- Written by Megan
On Monday night, an object smashed into Jupiter in spectacular fashion. And an amateur astronomer captured the whole thing.
George Hall recorded the flash which scientists believe was a comet or an asteroid vapourising in the atmosphere of the Gas giant. And now scientists are turning their telescopes to Jupiter in order to observe the aftermath.
The Slooh space camera project will be focusing on Jupiter for the rest of the week and streaming live images so that we can all look for a scar in the atmosphere.
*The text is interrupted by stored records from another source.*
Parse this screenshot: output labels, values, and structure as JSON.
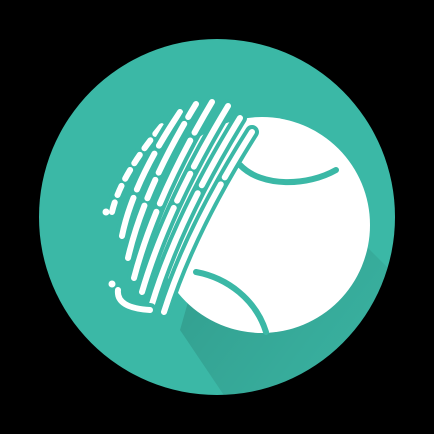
{
  "app_icon": {
    "icon": "fingerprint-ball-icon",
    "background": "#000000",
    "circle_color": "#3bb8a6",
    "shadow_color": "#2a8a7c",
    "mark_color": "#ffffff"
  }
}
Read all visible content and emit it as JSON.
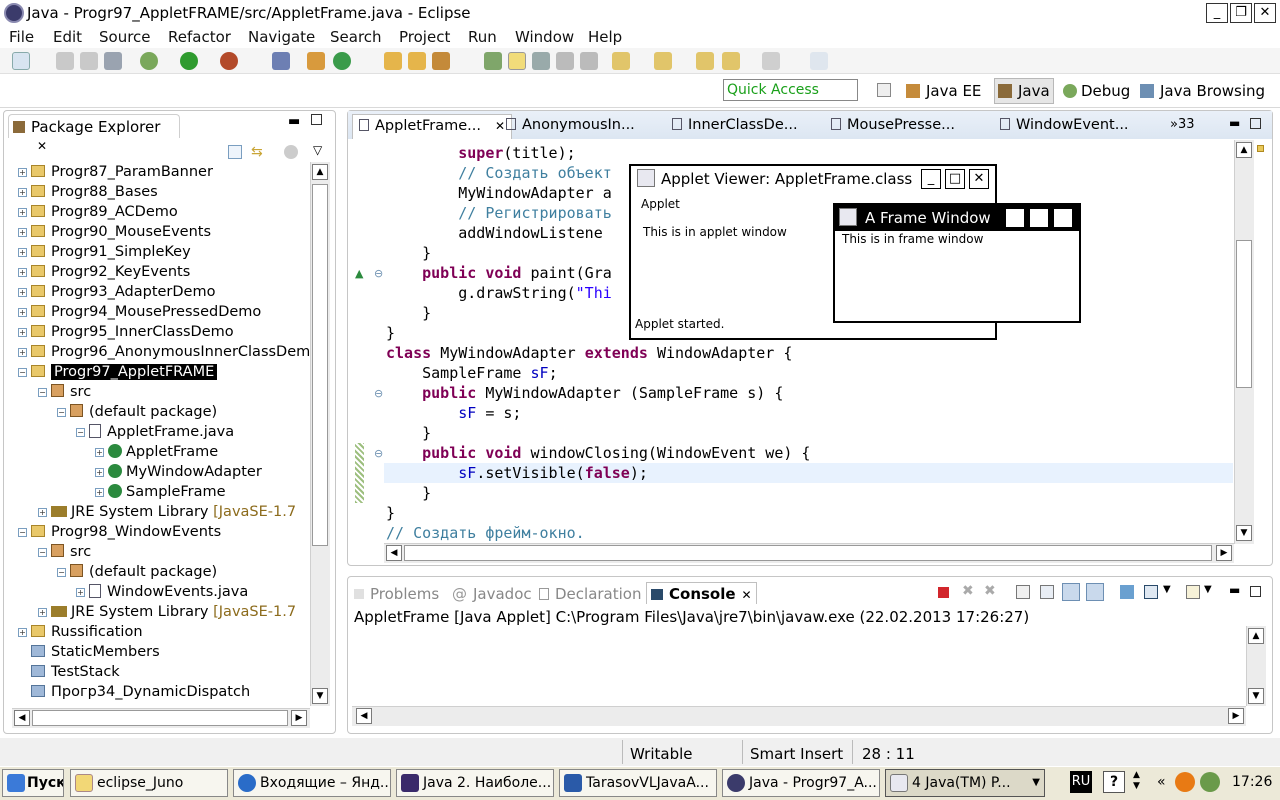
{
  "window": {
    "title": "Java - Progr97_AppletFRAME/src/AppletFrame.java - Eclipse"
  },
  "menu": [
    "File",
    "Edit",
    "Source",
    "Refactor",
    "Navigate",
    "Search",
    "Project",
    "Run",
    "Window",
    "Help"
  ],
  "quick_access": "Quick Access",
  "perspectives": [
    "Java EE",
    "Java",
    "Debug",
    "Java Browsing"
  ],
  "package_explorer": {
    "title": "Package Explorer",
    "rows": [
      "Progr87_ParamBanner",
      "Progr88_Bases",
      "Progr89_ACDemo",
      "Progr90_MouseEvents",
      "Progr91_SimpleKey",
      "Progr92_KeyEvents",
      "Progr93_AdapterDemo",
      "Progr94_MousePressedDemo",
      "Progr95_InnerClassDemo",
      "Progr96_AnonymousInnerClassDem",
      "Progr97_AppletFRAME",
      "src",
      "(default package)",
      "AppletFrame.java",
      "AppletFrame",
      "MyWindowAdapter",
      "SampleFrame",
      "JRE System Library",
      "Progr98_WindowEvents",
      "src",
      "(default package)",
      "WindowEvents.java",
      "JRE System Library",
      "Russification",
      "StaticMembers",
      "TestStack",
      "Прогр34_DynamicDispatch"
    ],
    "jre_suffix": "[JavaSE-1.7"
  },
  "editor": {
    "tabs": [
      "AppletFrame...",
      "AnonymousIn...",
      "InnerClassDe...",
      "MousePresse...",
      "WindowEvent..."
    ],
    "more_tabs": "»33",
    "code": {
      "l1a": "super",
      "l1b": "(title);",
      "l2": "// Создать объект",
      "l3": "MyWindowAdapter a",
      "l4": "// Регистрировать",
      "l5": "addWindowListene",
      "l6": "}",
      "l7a": "public",
      "l7b": "void",
      "l7c": "paint(Gra",
      "l8a": "g.drawString(",
      "l8b": "\"Thi",
      "l9": "}",
      "l10": "}",
      "l11a": "class",
      "l11b": "MyWindowAdapter",
      "l11c": "extends",
      "l11d": "WindowAdapter {",
      "l12a": "SampleFrame",
      "l12b": "sF",
      "l12c": ";",
      "l13a": "public",
      "l13b": "MyWindowAdapter (SampleFrame s) {",
      "l14a": "sF",
      "l14b": "= s;",
      "l15": "}",
      "l16a": "public",
      "l16b": "void",
      "l16c": "windowClosing(WindowEvent we) {",
      "l17a": "sF",
      "l17b": ".setVisible(",
      "l17c": "false",
      "l17d": ");",
      "l18": "}",
      "l19": "}",
      "l20": "// Создать фрейм-окно."
    }
  },
  "applet_viewer": {
    "title": "Applet Viewer: AppletFrame.class",
    "menu": "Applet",
    "text": "This is in applet window",
    "status": "Applet started."
  },
  "frame_window": {
    "title": "A Frame Window",
    "text": "This is in frame window"
  },
  "bottom_tabs": [
    "Problems",
    "Javadoc",
    "Declaration",
    "Console"
  ],
  "console": {
    "line": "AppletFrame [Java Applet] C:\\Program Files\\Java\\jre7\\bin\\javaw.exe (22.02.2013 17:26:27)"
  },
  "status": {
    "writable": "Writable",
    "insert": "Smart Insert",
    "position": "28 : 11"
  },
  "taskbar": {
    "start": "Пуск",
    "tasks": [
      "eclipse_Juno",
      "Входящие – Янд...",
      "Java 2. Наиболе...",
      "TarasovVLJavaA...",
      "Java - Progr97_A...",
      "4 Java(TM) P..."
    ],
    "lang": "RU",
    "clock": "17:26"
  },
  "colors": {
    "keyword": "#7f0055",
    "comment": "#3f7f9f",
    "field": "#0000c0",
    "string": "#2a00ff"
  }
}
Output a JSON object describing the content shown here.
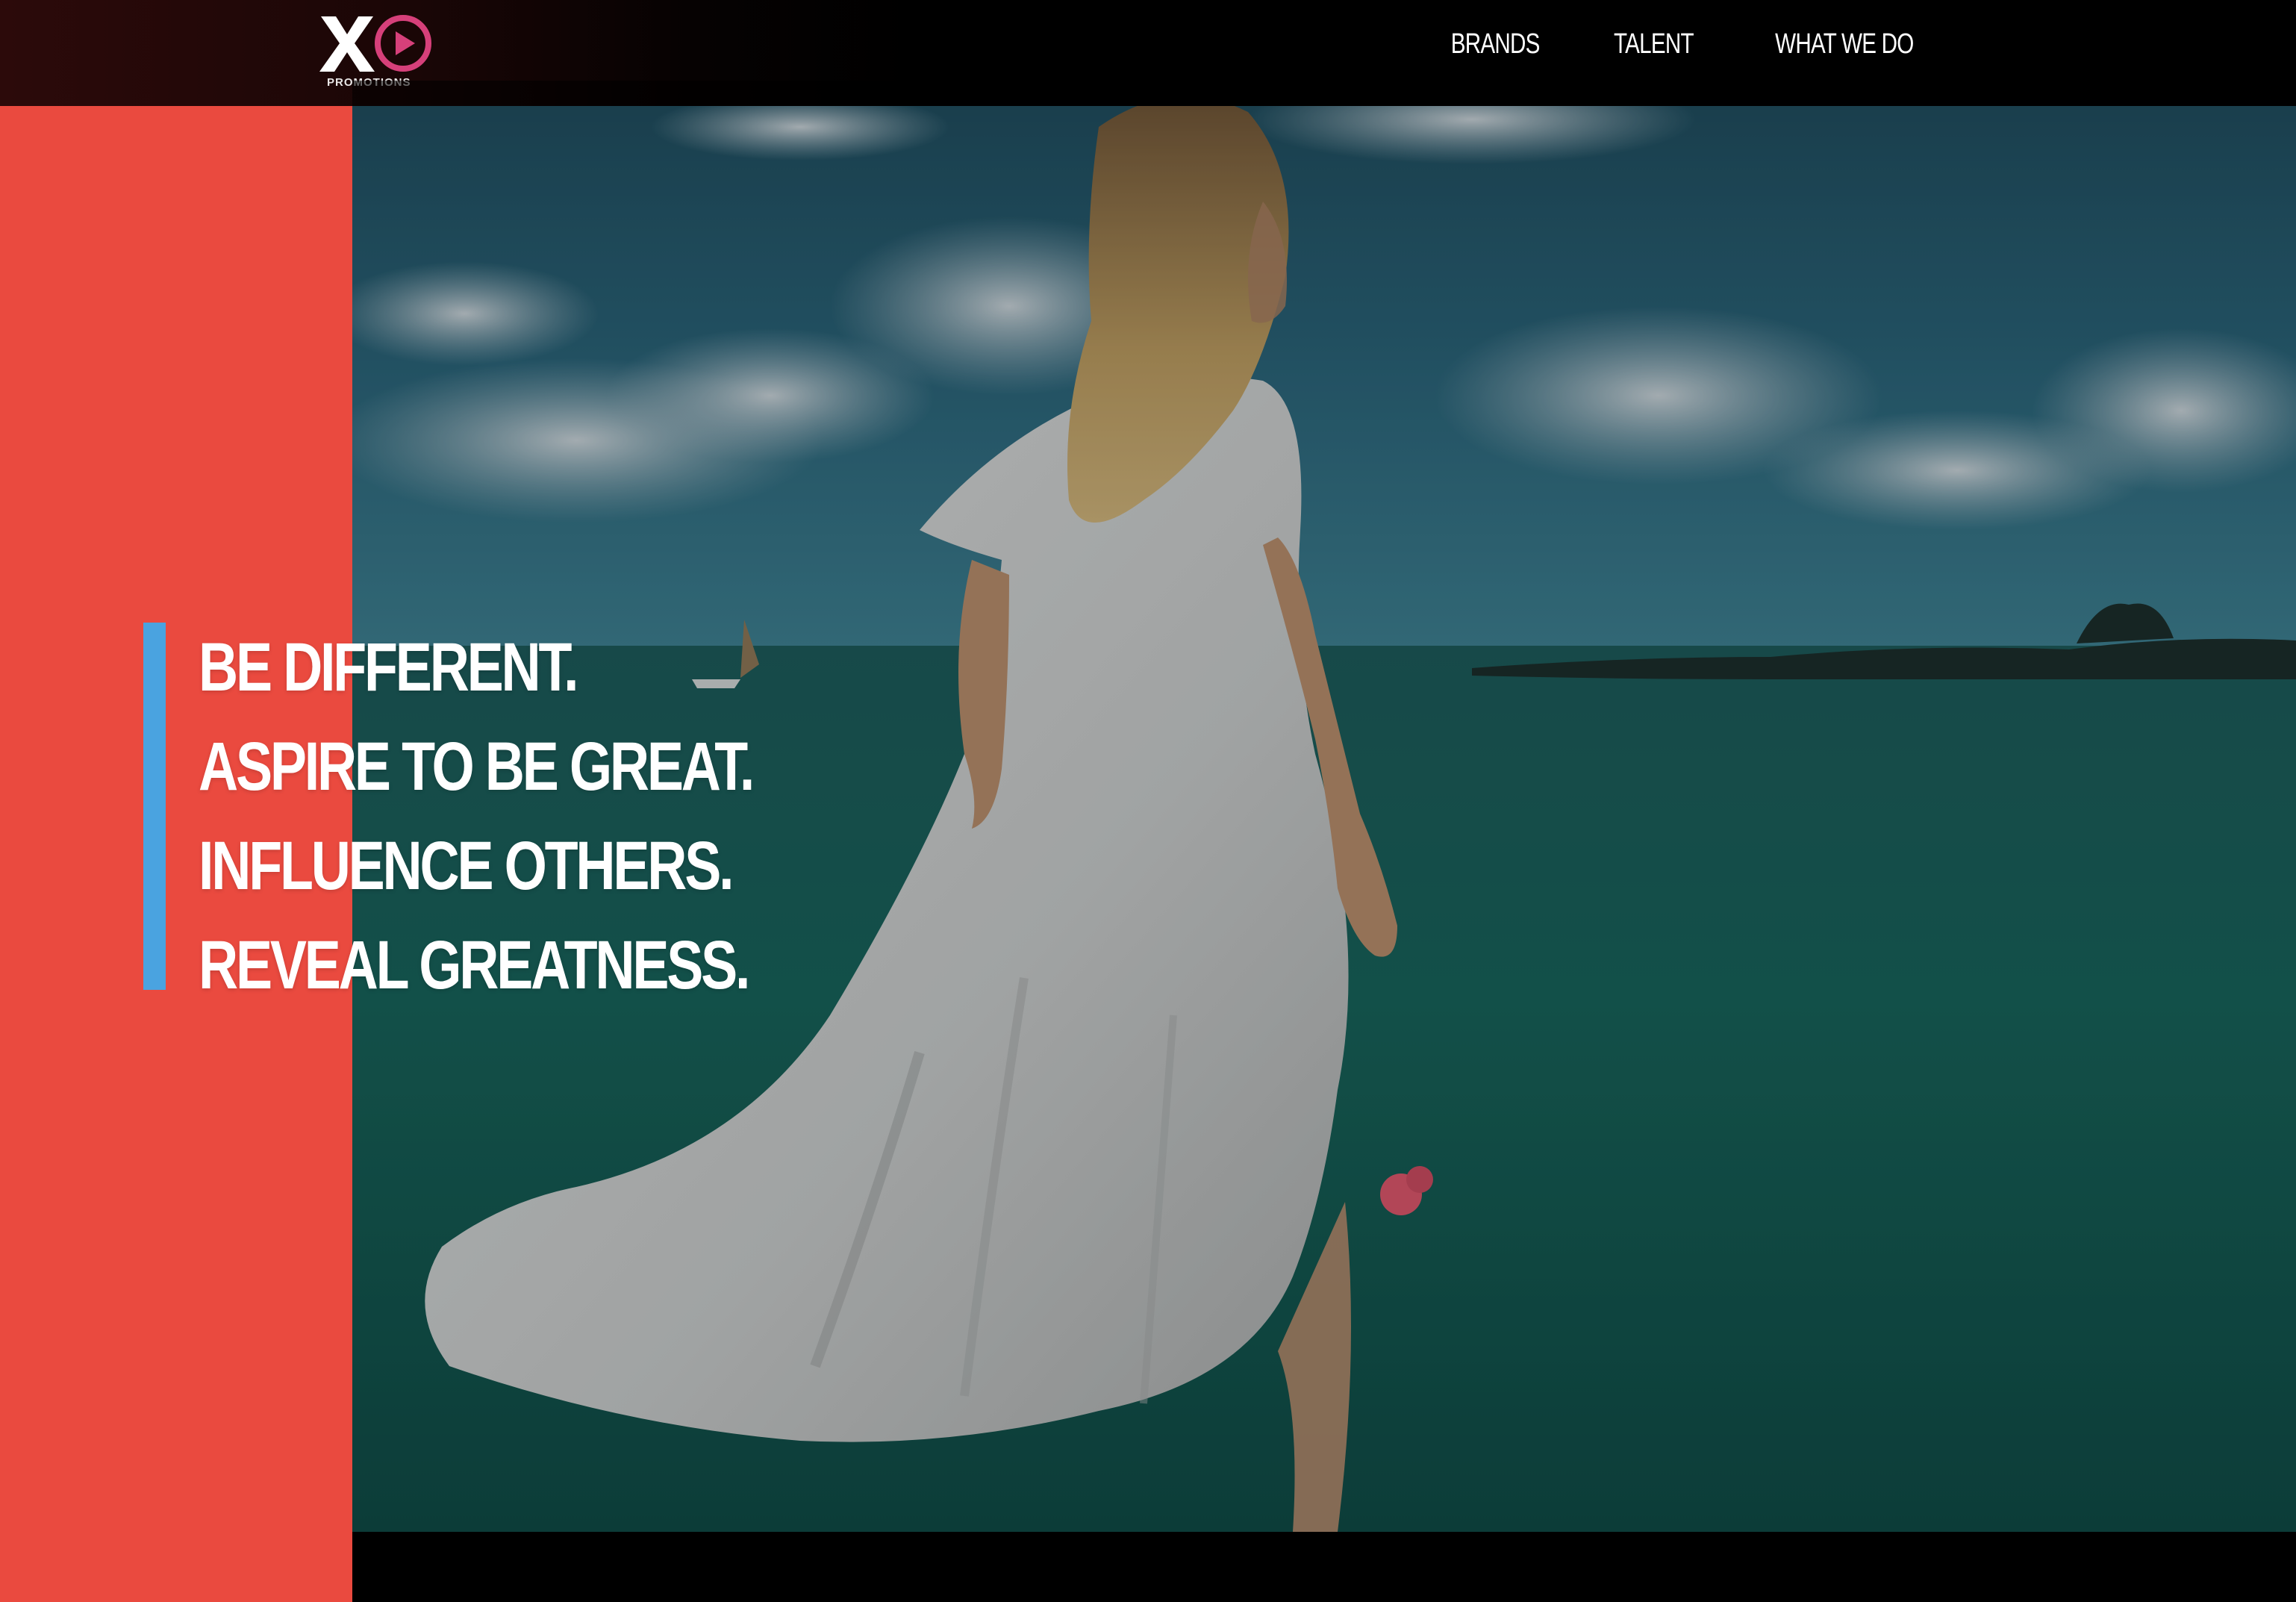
{
  "brand": {
    "logo_text": "XO",
    "logo_subtext": "PROMOTIONS",
    "logo_icon": "play-circle-icon",
    "accent_color": "#d6407a"
  },
  "nav": {
    "items": [
      {
        "label": "BRANDS"
      },
      {
        "label": "TALENT"
      },
      {
        "label": "WHAT WE DO"
      }
    ]
  },
  "hero": {
    "tagline": [
      "BE DIFFERENT.",
      "ASPIRE TO BE GREAT.",
      "INFLUENCE OTHERS.",
      "REVEAL GREATNESS."
    ],
    "background": "video-frame-woman-white-dress-by-sea"
  },
  "colors": {
    "panel_red": "#ea4a3f",
    "tagline_bar_blue": "#4aa3e0",
    "nav_bg": "#000000",
    "text": "#ffffff"
  }
}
Being a gas giant it is incredibly difficult to 'scar' the turbulent gasses, however it has happened with very large impacts such as the Shoemaker-Levy impact of 1994.
Studying the aftermath will give us a better idea of exactly what hit Jupiter, and how large it was. This is particularly important since the object was not being tracked and had not been noticed prior to the impact.
Jupiter is considered by many to be a space rock vacuum cleaner. Being the most massive of the solar system's planets it has a huge amount of gravity. This allows it to 'capture' comets and asteroids into its orbit and, to an extent, shield the inner planets from impact.
This impact event is a shining example of what amateur astronomers can achieve, discover and contribute to the space community. So why not grab a pair of binoculars and have a look at the night sky for yourselves!